Resenha | A Vida Secreta de Londres
Em paralelo ao reconhecimento mundial, destacado pela tradição histórica, bem como em icônicas imagens como o relógio Big Ben e diversos outros monumentos, a cidade de Londres também possui uma faceta comum em que o simples e o prosaico se apresentam diariamente. Além do sucesso dos espaços turísticos e das aparições da Rainha, a capital da Inglaterra também possui suas entranhas, os vícios e a sujeira que complementam o esplendor. É essa observação natural sobre a cidade o tema central de A Vida Secreta de Londres lançado pela Editora Veneta.
Organizado por Oscar Zarate, quadrinista argentino que reside na cidade há mais de 40 anos, a obra reúne grandes artistas contemporâneos explorando as particularidades de Londres em uma espécie de guia alternativo da cidade. Ao todo, 24 artistas – entre eles Alan Moore, Neil Gaiman, Dave McKean, Woodrow Phoenix e Iain Sinclair – produzem narrativas sobre bairros londrinos em uma compilação que reúne diversas formas artísticas como quadrinhos, poema e prosa.
Mesmo compartilhando um tema em comum, é perceptível a diversidade narrativa. Além da composição exposta em diferentes formas artísticas, as abordagens narrativas se alinham com uma grande cidade, formada por seres distintos, cada um percebendo e observando o local que o cerca de maneira singular. Como a análise parte de moradores da cidade, a visão é mais crua e caótica do que se vê pelos batidos cartões-postais.
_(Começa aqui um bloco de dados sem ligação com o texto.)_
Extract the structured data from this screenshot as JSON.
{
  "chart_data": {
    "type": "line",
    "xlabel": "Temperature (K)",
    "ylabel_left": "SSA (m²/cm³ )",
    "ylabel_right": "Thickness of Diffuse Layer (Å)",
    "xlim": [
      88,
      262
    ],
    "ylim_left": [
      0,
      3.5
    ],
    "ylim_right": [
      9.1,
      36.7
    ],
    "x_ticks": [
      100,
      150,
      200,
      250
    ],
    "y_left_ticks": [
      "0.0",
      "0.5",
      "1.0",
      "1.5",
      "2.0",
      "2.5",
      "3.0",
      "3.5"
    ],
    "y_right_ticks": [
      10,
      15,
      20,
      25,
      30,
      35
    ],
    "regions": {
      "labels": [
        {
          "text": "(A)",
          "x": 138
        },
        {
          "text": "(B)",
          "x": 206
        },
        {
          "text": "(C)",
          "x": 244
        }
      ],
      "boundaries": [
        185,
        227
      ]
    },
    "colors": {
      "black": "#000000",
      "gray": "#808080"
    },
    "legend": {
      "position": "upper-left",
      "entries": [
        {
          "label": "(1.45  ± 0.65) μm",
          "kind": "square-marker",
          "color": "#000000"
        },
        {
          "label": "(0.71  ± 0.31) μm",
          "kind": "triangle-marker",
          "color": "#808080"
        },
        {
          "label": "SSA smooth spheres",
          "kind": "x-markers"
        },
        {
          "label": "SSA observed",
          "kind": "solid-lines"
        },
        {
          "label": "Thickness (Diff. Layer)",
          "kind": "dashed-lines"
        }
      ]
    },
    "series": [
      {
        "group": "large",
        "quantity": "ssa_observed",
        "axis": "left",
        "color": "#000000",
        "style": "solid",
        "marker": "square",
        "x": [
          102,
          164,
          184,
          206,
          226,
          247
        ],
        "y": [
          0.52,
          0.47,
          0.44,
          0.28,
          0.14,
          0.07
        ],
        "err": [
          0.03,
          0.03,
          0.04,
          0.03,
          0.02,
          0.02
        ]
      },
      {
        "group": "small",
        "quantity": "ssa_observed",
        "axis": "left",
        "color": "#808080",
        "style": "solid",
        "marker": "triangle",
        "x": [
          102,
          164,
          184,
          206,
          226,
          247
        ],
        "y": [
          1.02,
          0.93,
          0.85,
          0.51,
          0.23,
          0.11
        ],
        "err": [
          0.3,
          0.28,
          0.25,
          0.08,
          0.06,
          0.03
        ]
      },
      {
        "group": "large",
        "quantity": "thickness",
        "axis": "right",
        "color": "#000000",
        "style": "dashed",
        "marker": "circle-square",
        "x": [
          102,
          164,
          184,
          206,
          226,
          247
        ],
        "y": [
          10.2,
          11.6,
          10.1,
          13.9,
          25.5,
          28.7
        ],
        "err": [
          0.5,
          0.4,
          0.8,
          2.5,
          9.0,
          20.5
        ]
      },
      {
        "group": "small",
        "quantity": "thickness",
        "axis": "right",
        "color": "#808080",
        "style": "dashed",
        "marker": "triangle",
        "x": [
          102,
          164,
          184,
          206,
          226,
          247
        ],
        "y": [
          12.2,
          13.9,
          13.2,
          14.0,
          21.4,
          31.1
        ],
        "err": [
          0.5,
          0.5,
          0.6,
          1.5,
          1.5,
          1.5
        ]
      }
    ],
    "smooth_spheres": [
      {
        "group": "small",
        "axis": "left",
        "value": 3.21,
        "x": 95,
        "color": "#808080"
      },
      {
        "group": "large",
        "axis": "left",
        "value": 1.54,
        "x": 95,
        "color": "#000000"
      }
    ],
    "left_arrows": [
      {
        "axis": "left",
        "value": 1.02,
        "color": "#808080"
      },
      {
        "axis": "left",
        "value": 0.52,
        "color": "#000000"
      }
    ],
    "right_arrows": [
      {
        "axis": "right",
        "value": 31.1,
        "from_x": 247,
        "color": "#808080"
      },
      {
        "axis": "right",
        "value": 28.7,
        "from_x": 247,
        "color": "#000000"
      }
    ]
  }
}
Tramas policiais se destacam abordando uma cidade sem filtro em que o desenvolvimento aquebranta parte da alma de seus moradores. A beleza da cidade é vista a partir de seus estilhaços, da dor e do sangue de suas ruas. Em certas narrativas, a sanidade é definida pela própria arte. Em outras, a crueldade parece uma tônica constante do caos. Dentre os nomes mais graúdos da coletânea, Gaiman apresenta uma história que introduziria dois personagens do livro Coisas Frágeis. Moore demonstra talento em frontes diversas colaborando em HQ, prosa e poesia. Mesmo que tais nomes consagrem a edição e chamem o público, é interessante descobrir novos autores como Alexei Sayle, Chris Webster, Carl Flint e Carol Swain, autores das melhores histórias de acordo com a preferência desse crítico.
A edição da Veneta segue o tamanho padrão de graphic-novels lançadas no mercado, ou seja, em um formato um pouco maior que os encadernados em formato americano. O escritor Rogério de Campos assina um excelente prefácio sobre a urbanização como forma de expressão artística, bem como a edição apresenta notas explicativas sobre algumas histórias, apontando locais e referências.
A Vida Secreta de Londres desenvolve um mapeamento alternativo de Londres, sem nenhum filtro que esconda o sangue de suas entranhas. Talvez melhor do que a leitura seja se aventurar pelos locais descritos nas narrativas, reconhecendo cada espaço disforme que, mesmo oculto das fotos famosas, compõe uma das cidades mais famosas do mundo.